Defendant objects to Magistrate Judge Carman's determination that Plaintiffs sufficiently plead actual damages in Claims 7, 9, 10, and 12. (Doc. # 77 at 13.) It argues that "[n]one of the California, Illinois, or Missouri [P]laintiffs allege any unreimbursed fraudulent charges were made on their accounts." (Id. ) Defendant also urges to Court to reject Magistrate Judge Carman's determination that Plaintiffs' alleged time and effort constitute actual damages, reprising its reliance on In re Hannaford Brothers Co. , 4 A.3d at 497. (Doc. #77 at 14.)

The Court is not persuaded by Defendant's insistence that time and effort cannot constitute actual damages under these statutes. With respect to the California statutes at issue in Claims 7 and 9, the Seventh Circuit explained in another data breach case that "California's judiciary ... tells us that 'there are innumerable ways in which economic injury ... may be shown" and that "[a]n 'identifiable trifle of economic injury' suffices." Dieffenbach , 887 F.3d at 829 (internal citations omitted). The Seventh Circuit also observed that California state courts "have said that significant time and paperwork costs incurred to rectify violations also can qualify as economic losses." ( Id. ) As to Illinois's Consumer Fraud and Deceptive Business Practices Act at issue in Claim 10, Illinois does not require more than a "real and measurable" injury, and "if the plaintiff has suffered an economic loss, noneconomic losses are also compensable." (Id. at 30) (internal citations omitted). Finally, with respect to Missouri's Merchandising Practices Act at issue in Claim 12, In re Sony Gaming Networks , 996 F.Supp.2d at 1000, guides the Court. There, the plaintiffs asserted a claim under the Missouri statute, alleging that Sony made material omissions about the security of its network, "omissions that allegedly induced Plaintiffs to purchase their consoles." Id. Rejecting Sony's argument that the plaintiffs had not alleged an ascertainable loss of money or property, the Court held that "because [the plaintiffs] have alleged that ... Sony misled customers into believing that their Personal Information was secure, the Court finds that [the plaintiffs] have sufficiently alleged a loss of money or property as a result of an act or practice declared unlawful under the [Missouri Merchandising Practices Act." Id. This Court finds these holdings as to the California, Illinois, and Missouri statutes persuasive and therefore affirms the Magistrate Judge's recommendation that it deny Defendant's Motion to Dismiss Claims 7, 9, 10, and 12. (Doc. # 73 at 60.)
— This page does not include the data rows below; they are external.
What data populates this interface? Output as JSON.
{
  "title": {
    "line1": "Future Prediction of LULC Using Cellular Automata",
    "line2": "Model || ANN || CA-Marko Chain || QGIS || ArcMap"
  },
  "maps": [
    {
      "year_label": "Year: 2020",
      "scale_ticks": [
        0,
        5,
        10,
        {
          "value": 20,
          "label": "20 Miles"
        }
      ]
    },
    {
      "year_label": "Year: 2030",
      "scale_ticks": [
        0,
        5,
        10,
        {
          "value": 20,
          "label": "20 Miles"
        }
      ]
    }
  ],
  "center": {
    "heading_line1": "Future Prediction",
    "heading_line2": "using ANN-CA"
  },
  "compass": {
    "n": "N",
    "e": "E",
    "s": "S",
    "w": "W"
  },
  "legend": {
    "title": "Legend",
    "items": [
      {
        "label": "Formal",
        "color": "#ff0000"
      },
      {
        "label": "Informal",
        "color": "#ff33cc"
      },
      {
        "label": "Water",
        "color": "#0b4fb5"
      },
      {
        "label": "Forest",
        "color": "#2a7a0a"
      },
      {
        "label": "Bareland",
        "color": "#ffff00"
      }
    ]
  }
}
8. Claim 11: Violation of the Illinois Uniform Deceptive Trade Practices Act

Magistrate Judge Carman recommended that the Court dismiss Plaintiffs' eleventh claim pursuant to Rule 12(b)(6) because Plaintiff Fowler fails to allege that she is at risk of the same harm in the future. (Id. at 59.) Neither party objects to this recommendation. The Court has reviewed the Magistrate Judge's thorough examination and is satisfied that his recommendation on Claims 11 is sound and not contrary to law. See Fed. R. Civ. P. 72(a). It affirms the Recommendation as to *1256the dismissal of Claim 11. (Doc. # 73 at 60.)

IV. CONCLUSION

For the foregoing reasons, the Court ORDERS:

1. The Magistrate Judge's August 1, 2018 Recommendation (Doc. # 73) is AFFIRMED IN PART and REJECTED IN PART;
2. Defendant's Motion to Dismiss (Doc. # 43) is GRANTED IN PART as to Claims 1, 2, 3, 5, and 11. These claims are dismissed from the action; and
3. Defendant's Motion to Dismiss (Doc. # 43) is DENIED IN PART as to Claims 4, 6, 7, 8, 9, 10, and 12. These claims remain.